Knysna fire damage insurance remains a burning issue for some residents

The recent blazes in June this year that devastated Knysna and Plettenberg Bay caused seven deaths and destroyed at least 1 000 properties. In the aftermath, many residents were relieved in the knowledge that their homes and contents – their largest assets – were insured appropriately.

Yet it seems some are left somewhat smoldering and hot under the collar after discovering that their policy was insufficient to cover the costs – they were under-insured. Now they’re taking the legal route. One of Knysna’s prominent attorneys is handling a number of insurance-related cases previously not seen this time last year, involving claims for damages against insurance brokers.

Insurance brokers, as financial advisers, are governed by a code of conduct and more than most operate with integrity and transparency. They do a comprehensive financial needs analysis, ask relevant questions and recommend the most appropriate policies in the best interests of their clients. Yet the attorney explained that some ‘fly-by-night’ brokers can quickly sell you a wonderful idea. The minute you’ve signed the policy, they take their commission and they’re gone.

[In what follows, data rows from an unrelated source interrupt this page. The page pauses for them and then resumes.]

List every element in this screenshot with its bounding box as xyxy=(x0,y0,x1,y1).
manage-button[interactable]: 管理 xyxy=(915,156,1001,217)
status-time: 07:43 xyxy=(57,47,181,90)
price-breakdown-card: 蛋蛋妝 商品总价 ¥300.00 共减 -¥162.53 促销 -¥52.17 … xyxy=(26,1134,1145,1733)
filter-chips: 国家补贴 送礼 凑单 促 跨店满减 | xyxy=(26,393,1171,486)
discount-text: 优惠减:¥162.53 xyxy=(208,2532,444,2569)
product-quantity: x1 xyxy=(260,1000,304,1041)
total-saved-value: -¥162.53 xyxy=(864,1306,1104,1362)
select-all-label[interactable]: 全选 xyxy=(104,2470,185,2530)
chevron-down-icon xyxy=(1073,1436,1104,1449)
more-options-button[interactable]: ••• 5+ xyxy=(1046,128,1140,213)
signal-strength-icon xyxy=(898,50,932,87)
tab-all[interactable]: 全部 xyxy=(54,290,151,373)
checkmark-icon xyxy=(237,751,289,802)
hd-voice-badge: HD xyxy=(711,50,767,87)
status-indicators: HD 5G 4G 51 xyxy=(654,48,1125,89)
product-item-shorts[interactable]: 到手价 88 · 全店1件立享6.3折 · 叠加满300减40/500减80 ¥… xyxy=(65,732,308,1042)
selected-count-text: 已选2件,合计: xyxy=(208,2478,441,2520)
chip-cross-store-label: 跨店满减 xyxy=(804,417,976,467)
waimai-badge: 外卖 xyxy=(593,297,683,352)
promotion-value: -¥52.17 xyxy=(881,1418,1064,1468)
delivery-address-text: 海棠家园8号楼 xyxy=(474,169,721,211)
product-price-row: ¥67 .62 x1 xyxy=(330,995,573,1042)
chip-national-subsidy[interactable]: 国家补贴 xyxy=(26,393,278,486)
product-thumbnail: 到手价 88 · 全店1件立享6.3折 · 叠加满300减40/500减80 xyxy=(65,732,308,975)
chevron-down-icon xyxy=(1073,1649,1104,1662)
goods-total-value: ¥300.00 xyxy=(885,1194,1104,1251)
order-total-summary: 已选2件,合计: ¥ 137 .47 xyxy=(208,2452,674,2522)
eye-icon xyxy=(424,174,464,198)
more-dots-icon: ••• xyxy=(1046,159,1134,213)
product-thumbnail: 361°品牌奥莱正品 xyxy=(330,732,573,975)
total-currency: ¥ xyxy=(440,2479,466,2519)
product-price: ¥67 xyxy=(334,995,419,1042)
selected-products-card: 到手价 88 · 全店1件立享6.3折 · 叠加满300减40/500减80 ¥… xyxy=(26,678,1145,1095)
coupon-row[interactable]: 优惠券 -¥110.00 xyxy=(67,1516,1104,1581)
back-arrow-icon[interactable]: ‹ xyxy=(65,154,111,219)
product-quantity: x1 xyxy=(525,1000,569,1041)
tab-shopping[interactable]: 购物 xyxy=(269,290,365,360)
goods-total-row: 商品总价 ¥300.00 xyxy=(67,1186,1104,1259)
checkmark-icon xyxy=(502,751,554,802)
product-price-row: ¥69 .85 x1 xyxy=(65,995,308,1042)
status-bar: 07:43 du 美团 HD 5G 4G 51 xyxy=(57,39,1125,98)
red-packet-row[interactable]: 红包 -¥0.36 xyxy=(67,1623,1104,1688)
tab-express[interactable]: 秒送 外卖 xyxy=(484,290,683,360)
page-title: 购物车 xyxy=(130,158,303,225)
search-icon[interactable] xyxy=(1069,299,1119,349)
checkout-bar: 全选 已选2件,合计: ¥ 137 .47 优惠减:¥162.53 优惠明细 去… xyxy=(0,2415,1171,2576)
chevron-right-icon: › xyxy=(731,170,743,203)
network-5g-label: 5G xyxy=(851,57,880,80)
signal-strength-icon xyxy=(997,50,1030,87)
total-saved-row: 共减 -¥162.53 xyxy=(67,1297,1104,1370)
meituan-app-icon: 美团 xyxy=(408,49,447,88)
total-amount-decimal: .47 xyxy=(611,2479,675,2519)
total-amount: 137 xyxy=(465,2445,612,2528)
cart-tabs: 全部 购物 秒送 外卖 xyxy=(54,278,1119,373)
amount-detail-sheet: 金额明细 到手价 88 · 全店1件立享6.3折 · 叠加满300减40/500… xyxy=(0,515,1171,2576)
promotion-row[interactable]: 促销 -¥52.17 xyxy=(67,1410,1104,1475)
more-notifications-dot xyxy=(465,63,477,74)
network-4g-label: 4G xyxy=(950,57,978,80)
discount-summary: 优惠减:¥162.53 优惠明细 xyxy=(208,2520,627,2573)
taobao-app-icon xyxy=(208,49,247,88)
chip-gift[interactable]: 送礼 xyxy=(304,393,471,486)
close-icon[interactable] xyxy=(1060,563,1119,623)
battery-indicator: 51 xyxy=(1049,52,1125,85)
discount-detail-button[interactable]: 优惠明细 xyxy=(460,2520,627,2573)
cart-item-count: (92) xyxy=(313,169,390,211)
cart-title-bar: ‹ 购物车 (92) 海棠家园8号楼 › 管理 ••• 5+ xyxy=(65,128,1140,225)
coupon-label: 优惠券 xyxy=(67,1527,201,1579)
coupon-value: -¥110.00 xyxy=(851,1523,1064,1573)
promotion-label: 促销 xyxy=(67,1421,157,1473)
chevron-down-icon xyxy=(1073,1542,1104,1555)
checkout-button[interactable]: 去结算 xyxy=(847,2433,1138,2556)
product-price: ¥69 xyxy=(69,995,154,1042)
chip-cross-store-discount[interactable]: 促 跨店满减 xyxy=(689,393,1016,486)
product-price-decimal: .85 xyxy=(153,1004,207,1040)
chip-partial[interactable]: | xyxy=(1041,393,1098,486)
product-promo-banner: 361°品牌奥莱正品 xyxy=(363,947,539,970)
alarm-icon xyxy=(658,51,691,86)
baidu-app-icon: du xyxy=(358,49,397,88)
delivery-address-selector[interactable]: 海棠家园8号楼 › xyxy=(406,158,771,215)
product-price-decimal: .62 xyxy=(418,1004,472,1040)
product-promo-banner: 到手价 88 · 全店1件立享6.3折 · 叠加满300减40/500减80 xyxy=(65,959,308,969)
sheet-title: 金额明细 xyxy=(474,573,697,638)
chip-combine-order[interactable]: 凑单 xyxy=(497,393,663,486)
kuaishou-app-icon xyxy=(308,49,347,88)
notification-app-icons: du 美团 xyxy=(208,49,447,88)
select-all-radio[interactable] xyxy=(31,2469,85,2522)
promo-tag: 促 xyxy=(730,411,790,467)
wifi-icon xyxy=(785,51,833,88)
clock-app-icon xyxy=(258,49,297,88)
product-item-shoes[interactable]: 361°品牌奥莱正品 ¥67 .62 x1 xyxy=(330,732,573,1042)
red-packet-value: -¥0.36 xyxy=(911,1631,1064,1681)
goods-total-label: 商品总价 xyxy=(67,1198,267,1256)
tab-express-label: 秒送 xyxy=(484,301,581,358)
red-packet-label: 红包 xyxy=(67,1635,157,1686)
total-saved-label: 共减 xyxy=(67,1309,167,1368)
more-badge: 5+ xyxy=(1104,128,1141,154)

A case in point involved one Knysna resident whose house burnt down and had to pay a penalty on the final settlement amount, as the premium paid over many years was based on incorrect details in the policy. Another case saw a foreign national with a holiday home face a shortfall to rebuild because the insurance was apparently based on the home’s market value. The attorney added that a financial needs analysis should have been done to take into account the actual cost of rebuilding a home.

It’s understandable that disgruntled under-insured clients are sometimes fast to blame their broker/insurer, but they often fail to assume some responsibility in terms of checking the precise details and adequacy of their policy cover. Thus, the onus is also on the client to take the time to read their policy carefully (and not to forget the fine print) and consult with their insurer on a regular basis. The industry also has mechanisms that provide a safeguard and it is also self-regulated to ensure every insured party is treated fairly. What’s more, the ombudsman is always available as an intermediary to intervene when necessary.

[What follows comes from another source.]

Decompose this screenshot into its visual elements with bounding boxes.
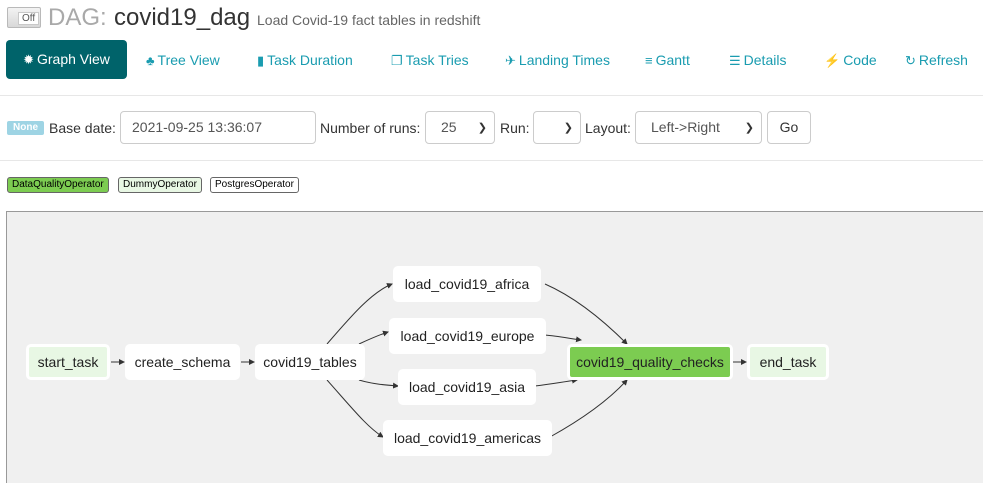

Recently, the Knysna municipality held an insurance open day for owners of affected households and businesses. This was to provide support and assistance with claim queries by engaging directly with insurance companies, the insurance ombudsman and other relevant parties.

This experience, albeit a sad and devastating one, is also a valuable life lesson for all the insured across the country on just how important it is to constantly evaluate your policy and update it if necessary to mitigate as many potential risks and losses as possible.